UPDATE: English translation: "We are deeply concerned about the future of Europe and Germany" (Handelsblatt Global, October 25, 2018).

Excerpts

"Im Innern Europas breitet sich wieder Nationalismus aus und Egoismus ist die vorherrschende Haltung – als vergäßen wir gerade wieder alles, was die vorige Generation aus der Geschichte gelernt hatte. Von außen stellen Trump, Russland und China Europas Einheit, unsere Bereitschaft, gemeinsam für unsere Werte einzustehen, unsere Lebensweise zu verteidigen, immer härter auf die Probe. 
Darauf kann es nur eine Antwort geben: Solidarität und Kampf gegen Nationalismus und Egoismus nach innen und Einigkeit, gemeinsame Souveränität nach außen. Und diese Antwort muss jetzt und überall gegeben werden, von den Bürgern Europas, von jedem von uns. Allein als Deutsche, allein als Franzosen, als Italiener, Polen sind wir zu schwach, nur gemeinsam können wir uns im 21. Jahrhundert behaupten. Wir wollen ein Europa, das unsere Art zu leben schützt, ein Europa, das Wohlstand für alle schafft, ein Europa der Demokratie und der Menschenrechte, ein Europa des Friedens und der globalen Solidarität im Kampf für die Erhaltung der natürlichen Lebensgrundlagen.

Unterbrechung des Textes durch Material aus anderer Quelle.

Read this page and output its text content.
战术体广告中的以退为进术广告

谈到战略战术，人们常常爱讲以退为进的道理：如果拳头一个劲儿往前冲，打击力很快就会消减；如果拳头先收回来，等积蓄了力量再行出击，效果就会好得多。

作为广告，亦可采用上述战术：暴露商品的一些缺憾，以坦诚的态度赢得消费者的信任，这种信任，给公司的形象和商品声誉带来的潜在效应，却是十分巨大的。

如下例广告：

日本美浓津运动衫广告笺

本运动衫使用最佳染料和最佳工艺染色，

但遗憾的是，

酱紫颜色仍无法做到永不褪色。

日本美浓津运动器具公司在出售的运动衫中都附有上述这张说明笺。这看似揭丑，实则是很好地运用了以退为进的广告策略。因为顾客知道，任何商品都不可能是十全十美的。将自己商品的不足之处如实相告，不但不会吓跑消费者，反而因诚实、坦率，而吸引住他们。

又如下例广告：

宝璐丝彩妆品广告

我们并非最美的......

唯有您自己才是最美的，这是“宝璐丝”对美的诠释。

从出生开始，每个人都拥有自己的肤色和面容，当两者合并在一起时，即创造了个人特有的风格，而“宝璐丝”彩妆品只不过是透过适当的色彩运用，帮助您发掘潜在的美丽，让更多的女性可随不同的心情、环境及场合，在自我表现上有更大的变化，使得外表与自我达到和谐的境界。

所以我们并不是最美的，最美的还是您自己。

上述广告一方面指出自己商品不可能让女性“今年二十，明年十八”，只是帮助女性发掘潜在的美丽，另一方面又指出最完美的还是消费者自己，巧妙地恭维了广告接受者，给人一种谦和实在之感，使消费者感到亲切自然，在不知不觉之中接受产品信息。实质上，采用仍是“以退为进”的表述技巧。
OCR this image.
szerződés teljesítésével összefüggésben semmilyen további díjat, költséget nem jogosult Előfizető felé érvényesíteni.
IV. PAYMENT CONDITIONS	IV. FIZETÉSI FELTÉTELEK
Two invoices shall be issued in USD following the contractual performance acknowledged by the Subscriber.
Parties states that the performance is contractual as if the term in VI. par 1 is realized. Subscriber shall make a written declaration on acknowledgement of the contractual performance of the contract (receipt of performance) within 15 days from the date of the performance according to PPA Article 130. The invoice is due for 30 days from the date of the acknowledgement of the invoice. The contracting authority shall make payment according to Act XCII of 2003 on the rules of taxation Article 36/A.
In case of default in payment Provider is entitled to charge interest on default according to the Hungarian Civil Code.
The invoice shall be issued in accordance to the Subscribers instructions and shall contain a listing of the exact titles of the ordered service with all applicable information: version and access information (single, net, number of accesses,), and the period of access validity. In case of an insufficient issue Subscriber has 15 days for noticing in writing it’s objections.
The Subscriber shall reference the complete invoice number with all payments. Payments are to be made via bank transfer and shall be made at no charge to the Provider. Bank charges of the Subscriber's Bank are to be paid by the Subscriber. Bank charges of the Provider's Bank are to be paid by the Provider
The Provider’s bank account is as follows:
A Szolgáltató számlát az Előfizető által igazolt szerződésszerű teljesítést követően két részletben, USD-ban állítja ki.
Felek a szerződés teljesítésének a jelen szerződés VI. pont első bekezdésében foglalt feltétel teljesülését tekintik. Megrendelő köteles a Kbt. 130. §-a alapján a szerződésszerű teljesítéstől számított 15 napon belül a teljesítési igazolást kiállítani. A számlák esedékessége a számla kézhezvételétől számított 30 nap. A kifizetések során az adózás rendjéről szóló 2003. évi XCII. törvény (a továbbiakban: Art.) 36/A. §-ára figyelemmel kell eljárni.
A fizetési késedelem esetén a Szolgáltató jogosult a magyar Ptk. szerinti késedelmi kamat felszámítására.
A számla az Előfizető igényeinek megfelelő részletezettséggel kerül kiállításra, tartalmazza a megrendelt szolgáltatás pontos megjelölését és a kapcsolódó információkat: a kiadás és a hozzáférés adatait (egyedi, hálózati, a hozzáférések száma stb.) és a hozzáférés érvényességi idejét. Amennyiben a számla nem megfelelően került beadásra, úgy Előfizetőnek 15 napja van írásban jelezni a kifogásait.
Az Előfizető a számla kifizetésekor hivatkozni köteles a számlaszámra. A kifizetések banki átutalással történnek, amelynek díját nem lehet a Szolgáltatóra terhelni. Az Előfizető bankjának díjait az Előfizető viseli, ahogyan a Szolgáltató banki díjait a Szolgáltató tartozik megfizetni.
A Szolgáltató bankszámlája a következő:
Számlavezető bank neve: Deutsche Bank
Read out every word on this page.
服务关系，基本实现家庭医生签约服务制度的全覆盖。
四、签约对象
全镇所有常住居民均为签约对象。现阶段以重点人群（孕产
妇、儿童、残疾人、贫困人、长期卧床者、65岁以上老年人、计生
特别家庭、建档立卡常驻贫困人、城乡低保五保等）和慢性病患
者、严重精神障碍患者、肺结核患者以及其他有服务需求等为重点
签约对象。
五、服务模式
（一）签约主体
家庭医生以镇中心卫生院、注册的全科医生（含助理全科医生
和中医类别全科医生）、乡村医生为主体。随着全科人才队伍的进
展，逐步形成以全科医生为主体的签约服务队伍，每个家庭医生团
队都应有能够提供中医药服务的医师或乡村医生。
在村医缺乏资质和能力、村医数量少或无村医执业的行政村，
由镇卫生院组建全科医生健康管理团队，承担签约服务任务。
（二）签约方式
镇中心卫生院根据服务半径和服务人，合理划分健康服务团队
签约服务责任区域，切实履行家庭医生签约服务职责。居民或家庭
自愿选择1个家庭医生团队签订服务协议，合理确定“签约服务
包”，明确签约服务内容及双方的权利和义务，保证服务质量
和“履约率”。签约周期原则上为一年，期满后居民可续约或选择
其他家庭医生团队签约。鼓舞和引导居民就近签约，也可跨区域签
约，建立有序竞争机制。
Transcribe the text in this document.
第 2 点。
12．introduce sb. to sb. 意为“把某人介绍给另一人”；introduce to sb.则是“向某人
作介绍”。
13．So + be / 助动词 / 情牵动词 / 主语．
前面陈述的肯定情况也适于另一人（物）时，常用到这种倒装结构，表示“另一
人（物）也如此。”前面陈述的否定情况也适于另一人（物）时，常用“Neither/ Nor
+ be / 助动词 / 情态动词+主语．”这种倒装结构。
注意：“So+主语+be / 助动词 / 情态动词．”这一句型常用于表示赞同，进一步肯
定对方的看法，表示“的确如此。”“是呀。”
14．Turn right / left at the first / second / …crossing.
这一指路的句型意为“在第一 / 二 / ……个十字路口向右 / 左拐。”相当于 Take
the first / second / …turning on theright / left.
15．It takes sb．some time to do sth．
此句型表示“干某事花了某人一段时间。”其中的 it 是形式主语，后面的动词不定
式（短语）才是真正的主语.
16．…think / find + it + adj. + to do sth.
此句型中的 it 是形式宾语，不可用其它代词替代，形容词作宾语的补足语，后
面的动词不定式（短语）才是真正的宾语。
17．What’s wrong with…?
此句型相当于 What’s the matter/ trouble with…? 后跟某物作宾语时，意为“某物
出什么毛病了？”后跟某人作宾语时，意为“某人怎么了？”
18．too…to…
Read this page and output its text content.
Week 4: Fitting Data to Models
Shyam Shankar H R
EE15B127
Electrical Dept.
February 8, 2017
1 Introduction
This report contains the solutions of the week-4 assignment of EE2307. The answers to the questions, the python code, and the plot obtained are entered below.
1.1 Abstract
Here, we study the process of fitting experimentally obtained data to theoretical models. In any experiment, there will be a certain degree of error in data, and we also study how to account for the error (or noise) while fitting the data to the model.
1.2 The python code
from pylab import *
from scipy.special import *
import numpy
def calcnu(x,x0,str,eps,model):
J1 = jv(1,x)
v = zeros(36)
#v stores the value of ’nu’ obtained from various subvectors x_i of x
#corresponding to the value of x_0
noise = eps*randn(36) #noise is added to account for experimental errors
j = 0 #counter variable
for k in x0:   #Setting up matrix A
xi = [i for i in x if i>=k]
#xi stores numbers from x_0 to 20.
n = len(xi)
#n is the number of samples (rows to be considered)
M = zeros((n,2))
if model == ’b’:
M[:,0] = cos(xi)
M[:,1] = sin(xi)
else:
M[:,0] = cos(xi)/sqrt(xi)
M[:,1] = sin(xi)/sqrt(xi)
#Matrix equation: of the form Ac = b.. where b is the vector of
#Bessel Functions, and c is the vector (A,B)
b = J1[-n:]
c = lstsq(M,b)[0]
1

Jetzt müssen wir große Schritte gehen, weiteres Durchwursteln von Krise zu Krise bringt alles in Gefahr, was wir bisher erreicht haben.
Deshalb fordern wir, jetzt mit der vertieften Integration der Außen- und Sicherheitspolitik auf der Grundlage von Mehrheitsentscheidungen und dem Ziel einer gemeinsamen europäischen Armee zu beginnen. Nicht mehr Geld ist dafür nötig – die europäischen Nato-Mitglieder geben etwa dreimal so viel für Verteidigung aus wie Russland –, sondern eine Überwindung der verteidigungspolitischen Kleinstaaterei." (.......)

"Wir fordern die Bundesregierung auf, jetzt mutig voranzugehen, gemeinsam mit dem französischen Präsidenten Emmanuel Macron, um die Wirtschafts- und Währungsunion krisenfest zu machen. Ein weiteres Auseinanderdriften in der Euro-Zone muss verhindert, eine Politik, die zu mehr Konvergenz führt, muss eingeleitet werden. Eine Haushaltspolitik für die Euro-Zone, die dem Zusammenhalt und der Zukunftsfähigkeit des Währungsgebietes dient, und eine gemeinsame Arbeitsmarktpolitik bis hin zu einer europäischen Arbeitslosenversicherung sind jetzt nötig, um glaubhaft zu machen, dass Europa auch im Innern zusammenhält. Dazu müssen wir zu echten Kompromissen bereit sein, auch zu deutschen finanziellen Beiträgen. Die Gründungsväter Europas, zu denen auch Konrad Adenauer gehörte, wussten, dass die europäische Einigung nur gelingen kann, wenn die Wohlstandsunterschiede nicht zu groß sind. Sie wussten, dass die schwächeren Regionen und Schichten neben eigenen Anstrengungen auch der Hilfe der Stärkeren bedürfen, um ihren Rückstand aufzuholen. Sie wussten, dass die Einigung Europas auch ein Wohlstands-versprechen an seine Bürgerinnen und Bürger ist, finanziert aus der Friedensdividende. Noch Helmut Kohl wusste das und handelte danach. Das hat auch Deutschland sehr genutzt. Europa wird das sein, worauf die Europäer sich einigen können, oder es wird nicht sein. Was Europa stark macht, stärkt alle Europäer, was Europa schwächt, schwächt alle Europäer."

Hans Eichel is former Minister of Finance (SPD), Roland Koch is a former Minister President of Hesse (SPD), Friedrich Merz is a former member of the European Parliament and former member of the German Parliament (CDU), Bert Rürup is economist at the "Handelsblatt", Brigitte Zypries is a former Minister for Economics and Energy and a former Minister of Justice (SPD).